The Subset Calculator determines the number of subsets with exactly k elements that can be formed from a set of n elements. This calculation is based on simple combinations, denoted C(n,k), which counts how many ways to choose k items from a total of n, disregarding order. The formula used is C(n,k) = n! / (k!(n−k)!), where n! is the factorial of n. For example, in a set of 5 elements, the number of 2-element subsets is C(5,2) = 10.

This calculator is useful in various practical situations, such as combinatorial analysis in mathematics, probability problems, forming teams or committees, and card games. It helps answer questions like: how many committees of 3 people can be formed from a group of 10? Or how many different 5-card hands exist in a 52-card deck? The result is an integer representing the distinct possibilities.

When using the calculator, remember that n and k must be non-negative integers, with k ≤ n.
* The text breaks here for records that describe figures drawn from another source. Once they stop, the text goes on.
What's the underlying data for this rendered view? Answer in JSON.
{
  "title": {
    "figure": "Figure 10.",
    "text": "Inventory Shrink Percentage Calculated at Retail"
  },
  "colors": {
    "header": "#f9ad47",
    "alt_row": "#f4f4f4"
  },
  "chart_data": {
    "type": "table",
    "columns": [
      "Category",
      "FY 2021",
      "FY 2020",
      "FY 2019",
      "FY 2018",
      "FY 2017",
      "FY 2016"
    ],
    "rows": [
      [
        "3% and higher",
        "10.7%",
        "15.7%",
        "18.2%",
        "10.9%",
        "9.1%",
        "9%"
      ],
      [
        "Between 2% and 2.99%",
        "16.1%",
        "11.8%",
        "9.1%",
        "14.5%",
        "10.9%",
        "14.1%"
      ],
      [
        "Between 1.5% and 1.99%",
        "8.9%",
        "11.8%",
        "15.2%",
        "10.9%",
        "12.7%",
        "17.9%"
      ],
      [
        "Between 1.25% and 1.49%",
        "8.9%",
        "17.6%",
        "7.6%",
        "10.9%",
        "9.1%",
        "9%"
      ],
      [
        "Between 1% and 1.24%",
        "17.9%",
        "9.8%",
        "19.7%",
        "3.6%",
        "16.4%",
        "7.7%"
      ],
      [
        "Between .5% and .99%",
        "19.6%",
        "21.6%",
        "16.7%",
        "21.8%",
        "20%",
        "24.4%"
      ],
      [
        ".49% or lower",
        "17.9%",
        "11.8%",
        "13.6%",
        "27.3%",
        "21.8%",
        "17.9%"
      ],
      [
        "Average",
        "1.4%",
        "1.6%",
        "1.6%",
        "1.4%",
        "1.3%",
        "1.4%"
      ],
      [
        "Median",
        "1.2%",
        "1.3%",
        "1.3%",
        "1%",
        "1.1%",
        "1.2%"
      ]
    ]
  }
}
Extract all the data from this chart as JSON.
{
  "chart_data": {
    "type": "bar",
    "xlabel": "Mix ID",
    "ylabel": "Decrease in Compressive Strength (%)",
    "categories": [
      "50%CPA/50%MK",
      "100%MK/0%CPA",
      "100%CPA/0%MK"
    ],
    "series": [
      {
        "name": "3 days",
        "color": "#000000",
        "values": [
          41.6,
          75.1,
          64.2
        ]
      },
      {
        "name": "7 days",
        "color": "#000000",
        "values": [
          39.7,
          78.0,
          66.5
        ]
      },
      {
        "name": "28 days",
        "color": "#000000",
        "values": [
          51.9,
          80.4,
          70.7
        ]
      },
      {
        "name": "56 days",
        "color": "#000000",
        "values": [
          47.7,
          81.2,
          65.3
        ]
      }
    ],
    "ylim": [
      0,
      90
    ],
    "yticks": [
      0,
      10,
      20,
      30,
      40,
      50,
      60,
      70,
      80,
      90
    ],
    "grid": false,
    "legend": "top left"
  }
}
If k is greater than n, the result is zero, as it is impossible to choose more elements than available. Additionally, very large n values can generate huge numbers due to rapid factorial growth. The calculator handles this internally, but users should be aware that results may be large.

Common pitfalls include ensuring the problem involves simple combinations (where order does not matter) and not permutations (where order matters). For instance, selecting 2 representatives from a class of 30 is a combination, but selecting a president and vice-president is a permutation. This calculator is specific to combinations, so ensure the context is appropriate.